Just as in Du Bois time, progressive activists today live in a world desperately in need of progress, where the history of exploitation remains deeply entrenched in current systems. There is no guarantee that the limited social progress of the past few hundred years is stable, and skeptics of our better angels may prove to be correct, especially aided by the effects of climate change. We really can’t know if the current strife is the precursor to more widespread progress, or the beginning of a dark period of social retrenchment.

A small plant growing out of some old wood

Even if we accept that progress is possible, the concept of social progress has potentially harmful implications. The concept of social progress necessarily implies a shift from a less moral society to a more moral society. What do those moral judgments mean for societies that don’t meet our criteria for progress?

Historically, the answers of social progressives on this front have been mixed. Progressive moral theorising in the mid-18th century combined with flawed knowledge of indigenous people to create the modern narrative that human societies should progress from savagery to civility through the uplifting influences of forces like Christianity, capitalism, and liberal democracy. Societies that had not followed this trajectory were seen as stagnant or regressive, and various pseudohistoric and pseudoscientific theories arose to explain why some societies had progressed more than others. Other social progressives tried to strike a balance between the desire to see their own culture as making progress and a culturally relativist approach to anthropology that suspended moral judgments towards other societies for the sake of achieving greater cultural understanding.

I don’t think either model is sufficient, and at present progressives are stuck with an uneasy mix of moral judgments that comes to the foreground when trying to address issues like religious arguments against autonomy for women. This is the mixed intellectual history that social progressives inherit, and we’re obligated to wrestle with it if we want to earn the right to talk of making things better.

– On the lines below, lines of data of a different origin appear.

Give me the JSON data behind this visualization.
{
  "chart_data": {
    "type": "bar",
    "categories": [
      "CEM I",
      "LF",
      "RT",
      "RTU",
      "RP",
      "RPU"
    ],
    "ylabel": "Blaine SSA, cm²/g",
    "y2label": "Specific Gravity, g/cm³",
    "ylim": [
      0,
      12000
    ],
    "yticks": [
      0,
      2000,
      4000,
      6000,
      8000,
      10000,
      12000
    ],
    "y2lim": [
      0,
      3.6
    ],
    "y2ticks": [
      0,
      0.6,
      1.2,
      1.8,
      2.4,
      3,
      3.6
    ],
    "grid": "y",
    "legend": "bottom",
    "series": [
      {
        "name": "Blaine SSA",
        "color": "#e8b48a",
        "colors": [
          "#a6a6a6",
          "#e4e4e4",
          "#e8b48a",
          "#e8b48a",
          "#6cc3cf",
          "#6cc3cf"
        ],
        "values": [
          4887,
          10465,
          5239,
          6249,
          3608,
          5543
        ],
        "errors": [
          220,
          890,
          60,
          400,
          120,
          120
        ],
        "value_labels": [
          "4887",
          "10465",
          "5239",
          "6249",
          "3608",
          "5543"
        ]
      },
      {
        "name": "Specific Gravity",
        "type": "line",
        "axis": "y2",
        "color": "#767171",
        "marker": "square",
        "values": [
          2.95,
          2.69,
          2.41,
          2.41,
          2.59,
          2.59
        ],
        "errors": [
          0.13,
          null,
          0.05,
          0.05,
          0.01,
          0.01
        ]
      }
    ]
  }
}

As I wrestle with this paradox, some beliefs about progress do continue to seem justified. I believe we can still say that a society that respects the equality and bodily autonomy of marginalised groups is a significant improvement over societies that actively marginalise those groups. I believe there comes a point where the behavior of other societies becomes sufficiently regressive that we are morally obliged to intervene. I say that as someone living in a society that desperately needs an intervention on a variety of fronts. As I watch our right wing prevent action on climate change, embrace conspiracism, roll back bodily autonomy rights for women, and undercut voting rights for people of colour, I genuinely don’t know if we’ve made progress or not. I don’t think I’ll live long enough to find out the answer to that question, so I’m stuck with a persistent skepticism towards one of my most deeply held beliefs.